Как? Случайно мне удалось увидеть. Я сшиб красавца-селезня, летевшего высоко над чистым озером. Он упал на спину, голова его, запрокинувшись, окунулась в воду, и было видно, как слегка шевелятся красные лапы, но едва подплыл к нему Дик, селезень нырнул. В то же мгновение исчез и Дик. Я в ужасе смотрел на круги, расходившиеся по зеркалу воды. Утонула собака? И что предпринять? Проклятый селезень, и что за несчастная мысль стрелять над озером.
Вдруг с плеском вынырнула голова Дика с селезнем в зубах и, осмотревшись, с фырканьем поплыла к берегу.
Э, нет, утки—селезни, от этакой собачки, которая ныряет, вам никак не уйти! И когда Дик, встряхнувшись, положил селезня к моим ногам, мы, расцеловавшись, тут же сплясали пляску диких и не по-домашнему, то есть щадя окружающие предметы, а по-настоящему, как, надо полагать, плясал ее первобытный человек, едва успевший подружиться с волком.

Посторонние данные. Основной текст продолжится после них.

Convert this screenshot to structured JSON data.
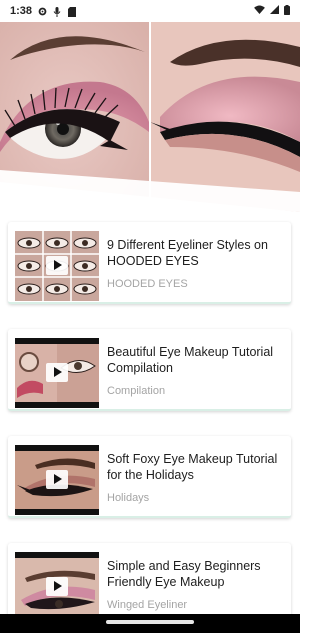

После того как Дик «пошел», для меня отпала необходимость в самой тяжкой и черной работе. Для чего мне лезть по трясине, по кочкам кругом лужи? И лазить по зарослям, шарить по кустам я не желаю, вытаптывать по всем направлениям болото не мое дело. Я останавливаюсь на краю и говорю своей собаке:
— Ну-ка, брат, Дик, поищи, осмотри, какие они там такие сидят, а? Шугни-ка их сюда!
Я не знаю, конечно, в каком виде эти или приблизительно такие слова входили в сознание Дика, но что он их в точности исполнял—это вне какого бы то ни было сомнения.
Дик шел, куда я указывал, вынюхивал, высматривал и, весело помахивая хвостом, пробегал туда и сюда, как бы говоря своим беззаботным видом:
— Смотри: пусто, тут никого нет, никакой осторожности не требуется!
А если кто-нибудь тут есть?
Тогда он показывал это по-разному. В тумане утренней зари на ягоднике, осыпанном росой, Дик неожиданно замер на стойке, сгорбился как будто в ужасе, и вся шерсть его поднялась дыбом. На медведя напоролся, что ли? Вдруг: бу, бу, бу! С громовым треском взорвался глухарь. Птичка тоже! Весит чуть ли не полпуда и летит бомбой. Это какое угодно воображение взволнует, всякую прическу испортит.
От простой работы Дик без всякого усилия шагнул к вершинам охотничьего искусства.
Промотавшись значительную часть утра в поисках тетеревиного выводка и убедившись, что он переместился, я прилег под кустом и с некоторой досадой сказал Дику, что я устал, он же не собака, достойная уважения, а не годная ни на что свинья. Такое запутанное ругательство он, очевидно, не мог понять и, не опасаясь, что я его обидел, я стал сладко дремать под шумок старых сосен. Вдруг чувствую, что холодный нос Дика тычется мне в лицо. И лизаться лезет, свинья. Да пошел вон, что за нежности собачьи? Он отступает, бежит в лес, видимо, беспокоится, возвращается и опять лезет с нежностями. Ну что привязался, чего тебе нужно? Видя, что я встал, он, радостно размахивая хвостом, бежит, но останавливается и смотрит, иду ли я за ним. Ах, вот что! Тогда уже я понимаю, беру ружье, мы идем, находим выводок, громим его и, набив сетку молодыми тетеравами, пляшем нашу любимую пляску.